68 大人のキス
保険でR15です。
「ねぇ、ルーファス、教えて……?」
マリアは羞恥に震えながらも、なぜかどうしても引き下がれなかった。よくわからない衝動が彼女を突き動かしている。マリアは自覚していなかったが、クルーガー侯爵の使用した秘薬による催淫効果が彼女を少なからず支配していた。
「薬の影響か何かでおかしいんじゃないか? 早く馬車で横になった方がいい」
覚悟はしていたが、案の定、ルーファスは取り合ってくれず、マリアは想像以上に傷ついてしまう。
「私ではダメなの……? 子どもっぽすぎて魅力ない……?」
マリアは宝石のような瞳に涙を浮かべて、ルーファスに訴える。彼女の瞳に吸い込まれそうになり、彼は思わず目をそらした。

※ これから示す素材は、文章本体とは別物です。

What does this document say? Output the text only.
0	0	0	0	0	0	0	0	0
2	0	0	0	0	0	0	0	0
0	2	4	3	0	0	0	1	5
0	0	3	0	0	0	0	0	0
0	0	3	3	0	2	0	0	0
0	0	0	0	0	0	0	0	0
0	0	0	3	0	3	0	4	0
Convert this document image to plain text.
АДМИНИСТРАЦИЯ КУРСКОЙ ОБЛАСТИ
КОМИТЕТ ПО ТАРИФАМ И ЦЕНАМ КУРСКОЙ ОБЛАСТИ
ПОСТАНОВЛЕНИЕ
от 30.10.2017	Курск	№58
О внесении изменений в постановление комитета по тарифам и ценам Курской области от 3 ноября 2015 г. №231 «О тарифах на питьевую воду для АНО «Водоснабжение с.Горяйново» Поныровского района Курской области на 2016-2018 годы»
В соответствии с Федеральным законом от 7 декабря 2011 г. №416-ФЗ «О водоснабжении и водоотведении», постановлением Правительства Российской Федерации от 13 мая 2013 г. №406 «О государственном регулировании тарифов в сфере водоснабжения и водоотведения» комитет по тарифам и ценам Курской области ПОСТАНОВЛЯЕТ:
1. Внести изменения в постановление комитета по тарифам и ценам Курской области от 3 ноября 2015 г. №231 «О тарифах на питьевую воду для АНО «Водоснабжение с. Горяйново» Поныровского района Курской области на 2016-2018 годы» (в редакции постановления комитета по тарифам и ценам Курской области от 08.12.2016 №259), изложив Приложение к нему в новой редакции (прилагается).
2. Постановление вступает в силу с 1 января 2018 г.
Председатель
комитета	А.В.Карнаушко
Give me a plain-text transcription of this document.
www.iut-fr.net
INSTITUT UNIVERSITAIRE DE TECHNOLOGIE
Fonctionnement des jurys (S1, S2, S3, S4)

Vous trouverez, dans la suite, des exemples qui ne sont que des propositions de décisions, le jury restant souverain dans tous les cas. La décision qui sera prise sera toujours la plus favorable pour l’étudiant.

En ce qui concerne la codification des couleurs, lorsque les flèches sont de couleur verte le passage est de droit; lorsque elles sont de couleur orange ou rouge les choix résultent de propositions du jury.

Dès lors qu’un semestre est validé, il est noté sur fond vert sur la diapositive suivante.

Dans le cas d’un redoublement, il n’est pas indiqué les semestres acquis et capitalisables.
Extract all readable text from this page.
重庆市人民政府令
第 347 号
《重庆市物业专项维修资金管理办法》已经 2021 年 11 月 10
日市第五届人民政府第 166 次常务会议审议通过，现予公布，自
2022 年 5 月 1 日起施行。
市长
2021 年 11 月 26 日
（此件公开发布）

マリアに魅力がないわけがない。むしろ彼女は魅力的すぎて、彼だけではなく周りの男たちも皆、彼女の虜なのに、当の本人がまったくわかっていない。
「そういう問題じゃない。早く休め、色々あって疲れているだろう?」
ルーファスがマリアを優しく諭したが、彼女は俯いて動こうともしなかった。
「大人のキスはルーファスに教えてもらいたいの。あなた以外には教えてもらいたくないの」
マリアの空色の瞳は熱を帯び、瑞々しい唇が蠱惑的に動いて、ルーファスを惑わした。
「ねぇ……? あなたがしてくれないなら、私からしてもいい?」
ルーファスは基本的に女から攻められるのは好きではない。自分が攻めて相手を服従させたいタイプだ。
「これで我慢してくれ……」
そう言って、触れるか触れないかの口づけを落とした。これが今の状況でできる彼の限界だった。
しかし、マリアは納得できない。
「子ども扱いしないで。本当のキスがしたいの」
羞恥に頬を染めながら、潤んだ瞳で上目遣いにおねだりされて、応じない男なんているのだろうか。ルーファスはマリアのそういうところが子どもだと思う。そんな口づけをしたら、もう戻れないだろう。
でも、愛しいマリアが強く自分を求めているのを見過ごせるほど、彼の自制心は強くはなかった……。